Yesterday I saw a thread on Twitter from headteacher Stuart Lock on the pros and cons of the new inspection framework:

In it he discusses the idea that because the previous inspection framework relied heavily on schools’  results in national exams in making judgements it managed to be fairly reliable. That is to say, an inspection team inspecting two schools with similar results or that two different inspection teams inspecting the same school would arrive at a broadly similar judgement. In 2015 Ofsted conducted some research on the reliability of it’s judgments (the report can be found here). Two independent inspectors carried out short inspections in 24 primary schools and in “22 of the 24 short inspections, the inspectors agreed on their independent decision about whether the school remained good or the inspection should convert to gather more evidence.” Although the report found evidence that inspectors interpreted the available evidence subjectively, the overall judgements were very reliable (0.92.)

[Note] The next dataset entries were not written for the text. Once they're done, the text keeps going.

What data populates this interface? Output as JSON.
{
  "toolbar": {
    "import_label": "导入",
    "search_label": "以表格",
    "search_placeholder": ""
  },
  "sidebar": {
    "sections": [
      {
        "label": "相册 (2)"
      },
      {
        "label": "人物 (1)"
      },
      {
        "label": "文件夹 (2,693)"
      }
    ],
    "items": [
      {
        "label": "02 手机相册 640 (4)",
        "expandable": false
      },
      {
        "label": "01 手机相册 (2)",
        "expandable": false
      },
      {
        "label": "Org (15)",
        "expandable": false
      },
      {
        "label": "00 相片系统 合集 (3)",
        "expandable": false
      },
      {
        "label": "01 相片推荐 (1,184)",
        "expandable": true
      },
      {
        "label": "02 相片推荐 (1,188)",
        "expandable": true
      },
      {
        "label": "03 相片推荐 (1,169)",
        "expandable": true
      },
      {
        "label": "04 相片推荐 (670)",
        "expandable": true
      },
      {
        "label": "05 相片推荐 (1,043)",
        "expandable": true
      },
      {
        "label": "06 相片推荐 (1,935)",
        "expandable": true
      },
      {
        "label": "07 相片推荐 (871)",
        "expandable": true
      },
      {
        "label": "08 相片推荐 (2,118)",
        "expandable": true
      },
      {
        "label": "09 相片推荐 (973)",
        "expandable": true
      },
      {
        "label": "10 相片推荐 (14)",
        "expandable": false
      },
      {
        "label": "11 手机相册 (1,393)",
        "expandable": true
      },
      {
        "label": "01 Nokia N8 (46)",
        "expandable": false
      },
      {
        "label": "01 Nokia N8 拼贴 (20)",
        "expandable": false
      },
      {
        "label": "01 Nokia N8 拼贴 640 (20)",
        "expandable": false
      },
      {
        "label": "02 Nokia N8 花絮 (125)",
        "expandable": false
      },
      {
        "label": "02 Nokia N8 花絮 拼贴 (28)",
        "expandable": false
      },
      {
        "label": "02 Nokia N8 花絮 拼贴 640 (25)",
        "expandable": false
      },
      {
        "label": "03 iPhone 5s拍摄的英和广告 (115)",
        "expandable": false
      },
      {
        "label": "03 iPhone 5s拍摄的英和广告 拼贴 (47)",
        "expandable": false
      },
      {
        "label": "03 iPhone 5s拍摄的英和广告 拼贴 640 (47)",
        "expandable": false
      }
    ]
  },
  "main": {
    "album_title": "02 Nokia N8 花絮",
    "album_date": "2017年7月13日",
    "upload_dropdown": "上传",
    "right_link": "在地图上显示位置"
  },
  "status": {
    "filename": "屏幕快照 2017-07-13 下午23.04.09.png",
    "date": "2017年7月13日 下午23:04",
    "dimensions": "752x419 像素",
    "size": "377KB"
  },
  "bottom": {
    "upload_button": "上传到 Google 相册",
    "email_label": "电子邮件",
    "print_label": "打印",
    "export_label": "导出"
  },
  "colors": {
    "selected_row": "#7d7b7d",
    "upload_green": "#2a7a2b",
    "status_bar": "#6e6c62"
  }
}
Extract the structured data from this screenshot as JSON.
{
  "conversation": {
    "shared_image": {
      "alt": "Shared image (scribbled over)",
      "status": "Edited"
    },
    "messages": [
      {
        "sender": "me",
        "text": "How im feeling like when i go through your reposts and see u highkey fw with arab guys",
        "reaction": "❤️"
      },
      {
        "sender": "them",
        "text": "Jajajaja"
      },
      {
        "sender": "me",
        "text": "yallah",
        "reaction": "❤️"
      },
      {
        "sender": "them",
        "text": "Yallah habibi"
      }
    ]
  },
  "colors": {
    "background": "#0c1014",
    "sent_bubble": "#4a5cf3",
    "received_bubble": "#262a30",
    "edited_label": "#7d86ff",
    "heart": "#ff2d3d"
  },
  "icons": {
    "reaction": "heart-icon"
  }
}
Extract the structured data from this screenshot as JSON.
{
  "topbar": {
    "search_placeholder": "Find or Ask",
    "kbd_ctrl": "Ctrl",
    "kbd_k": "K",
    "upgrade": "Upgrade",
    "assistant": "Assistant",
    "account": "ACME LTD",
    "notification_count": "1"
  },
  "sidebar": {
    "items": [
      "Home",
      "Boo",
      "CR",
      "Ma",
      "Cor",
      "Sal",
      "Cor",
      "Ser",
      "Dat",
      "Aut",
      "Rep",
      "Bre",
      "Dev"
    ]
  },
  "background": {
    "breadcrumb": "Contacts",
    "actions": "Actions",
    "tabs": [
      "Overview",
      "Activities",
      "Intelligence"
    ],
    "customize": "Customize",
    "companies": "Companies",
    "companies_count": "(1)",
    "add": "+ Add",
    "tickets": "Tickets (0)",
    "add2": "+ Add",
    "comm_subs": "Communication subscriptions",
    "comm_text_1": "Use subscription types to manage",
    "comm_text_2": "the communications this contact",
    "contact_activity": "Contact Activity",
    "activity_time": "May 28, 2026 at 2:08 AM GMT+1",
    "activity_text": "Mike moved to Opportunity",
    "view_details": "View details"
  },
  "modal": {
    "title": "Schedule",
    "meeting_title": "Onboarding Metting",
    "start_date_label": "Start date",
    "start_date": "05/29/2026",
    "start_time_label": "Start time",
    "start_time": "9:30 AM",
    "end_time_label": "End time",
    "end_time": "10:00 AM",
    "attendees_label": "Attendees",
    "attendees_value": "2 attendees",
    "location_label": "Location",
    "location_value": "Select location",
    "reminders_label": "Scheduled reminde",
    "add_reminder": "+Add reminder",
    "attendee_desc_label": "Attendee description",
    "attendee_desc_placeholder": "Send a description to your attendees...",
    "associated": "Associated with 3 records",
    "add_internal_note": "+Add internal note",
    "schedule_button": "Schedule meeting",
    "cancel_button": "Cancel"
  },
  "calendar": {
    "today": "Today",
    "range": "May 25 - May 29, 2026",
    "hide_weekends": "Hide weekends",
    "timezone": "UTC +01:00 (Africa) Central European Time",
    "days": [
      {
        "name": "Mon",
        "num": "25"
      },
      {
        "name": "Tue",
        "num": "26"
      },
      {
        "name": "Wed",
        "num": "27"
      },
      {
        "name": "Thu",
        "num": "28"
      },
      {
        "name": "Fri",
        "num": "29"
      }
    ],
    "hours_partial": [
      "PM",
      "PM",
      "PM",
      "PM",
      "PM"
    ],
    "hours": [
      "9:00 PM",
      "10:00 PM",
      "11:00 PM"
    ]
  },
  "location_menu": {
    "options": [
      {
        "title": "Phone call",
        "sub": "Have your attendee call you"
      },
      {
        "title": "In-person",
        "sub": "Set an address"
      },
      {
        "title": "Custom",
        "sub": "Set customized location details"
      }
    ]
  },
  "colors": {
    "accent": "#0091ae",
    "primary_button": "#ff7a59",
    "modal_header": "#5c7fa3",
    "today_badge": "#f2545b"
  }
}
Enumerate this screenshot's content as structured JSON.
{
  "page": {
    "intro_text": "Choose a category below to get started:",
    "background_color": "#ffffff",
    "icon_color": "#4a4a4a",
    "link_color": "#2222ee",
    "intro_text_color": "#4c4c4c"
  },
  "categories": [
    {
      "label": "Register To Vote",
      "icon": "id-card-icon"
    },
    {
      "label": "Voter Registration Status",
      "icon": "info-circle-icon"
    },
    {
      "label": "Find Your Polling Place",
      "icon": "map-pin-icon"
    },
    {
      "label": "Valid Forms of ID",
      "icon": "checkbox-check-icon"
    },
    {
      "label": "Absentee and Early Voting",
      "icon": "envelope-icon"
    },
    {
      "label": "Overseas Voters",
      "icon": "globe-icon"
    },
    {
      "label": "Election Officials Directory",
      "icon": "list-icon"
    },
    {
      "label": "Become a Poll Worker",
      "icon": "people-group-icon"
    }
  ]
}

Tucked away at the end of the report was a short section on validity. Essentially, a measurement is valid if it measures what it purports to measure. In the case of inspections, are inspectors looking at things that actually reveal the quality of the education provided by a school?

The report highlights the fact that reliability without validity is less than useful: “the positive findings from this current study will be largely irrelevant if the components of current inspection processes are found to have little association in determining school quality.” As Stuart Lock points out in his thread, if a set of scales reliably provides an incorrect weight, we’re not only ignorant but convinced we know something which, it turns out, is untrue.

In a blog from August 2019, Amy Finch, Ofsted’s Head of Strategic Evaluation suggested “there is very often a trade-off between reliability and validity.” As Stuart Lock points out, “Ofsted was over-emphasising the published outcomes in the framework, and hence Ofsted judgements were, to a greater or lesser extent, an invalid measure of the quality of education.” Therefore, one of the aims of the new inspection framework, launched in September 2019 was to increase the validity of inspections. As Amy Finch describes it, one of the principles of the new framework is that:

Exam data gives the appearance of precision but is in fact not perfectly valid or reliable, for many reasons. For one thing, exams can generally only test pupils on a small sample of what they know about a subject, which may or may not be representative of everything they know. And of course, putting too much weight on exam data can lead to undesirable behaviours in schools.

She goes on to say that while perfect reliability will always be impossible when making complex judgments in the real world, “an inspection system that was ‘perfectly’ reliable would not be looking at the right things.” This is a fascinating idea: the more reliable inspection is, the less validity the inferences of inspectors are likely to be. As Finch says, “The things that are hard to measure are often the things that matter most.”

So, with the new inspection framework’s attempt to measure the quality of education provided by a school by widening the focus on inspections to look at the curriculum while discounting the overarching importance of exam data, is there bound to be a trade-off between validity and reliability?

Ofsted certainly seem to think so and, in Finch’s blog she sets out how Ofsted are trying to ensure the reliability of inspections remains high. One effort has been to study the reliability of some of the smaller judgements that make up the overall judgement such as the reliability of lesson observations and work scrutinies. Ofsted published the results of these studies last June broadly finding that “judgement reliability improved significantly when book scrutiny and lesson observation reliability also improved.”

Trading off some reliability in favour of greater validity is probably worth the risk but that’s small comfort to schools who find themselves on the wrong side of reliability.

Yesterday I published a post on the furore around whether secondary schools are being downgraded for having a two-year Key Stage 3. This was prompted by the case of Harris Academy St John’s Wood which, despite being graded as ‘good’ would, according to various commentators, have been judged as ‘outstanding’ under the previous framework. Obviously, it’s impossible to know whether this is true as we can never see the counter-factual but what we do know is that the only criticism of the school received in the published report was around the breadth of curriculum students experience in Year 9. My attention has also been drawn to Castleford Academy – a school recently judged to be ‘outstanding’ but which, according to its website, offers a very similar curriculum to that offered by Harris St John’s Wood. Interestingly, the inspection report makes no mention at all of the school’s curriculum structure saying only, “Leaders map out carefully what pupils need to know and remember. This is done across key stages 3 and 4.”

Now, we have no way of knowing if the education offered by these two schools is broadly similar or if one is clearly better than the other but we can compare the two schools’ progress 8 data:

Is Castleford better than Harris St John’s Wood? You tell me. One thing that’s for sure is that Ofsted’s inspection reports cast no light on the matter. As Stuart ends his thread by saying, “the new reports are appalling, and if it’s because they’re directed at parents, I think it is patronising! This is something I wish they’d review urgently.” This is a sentiment with which I can only agree.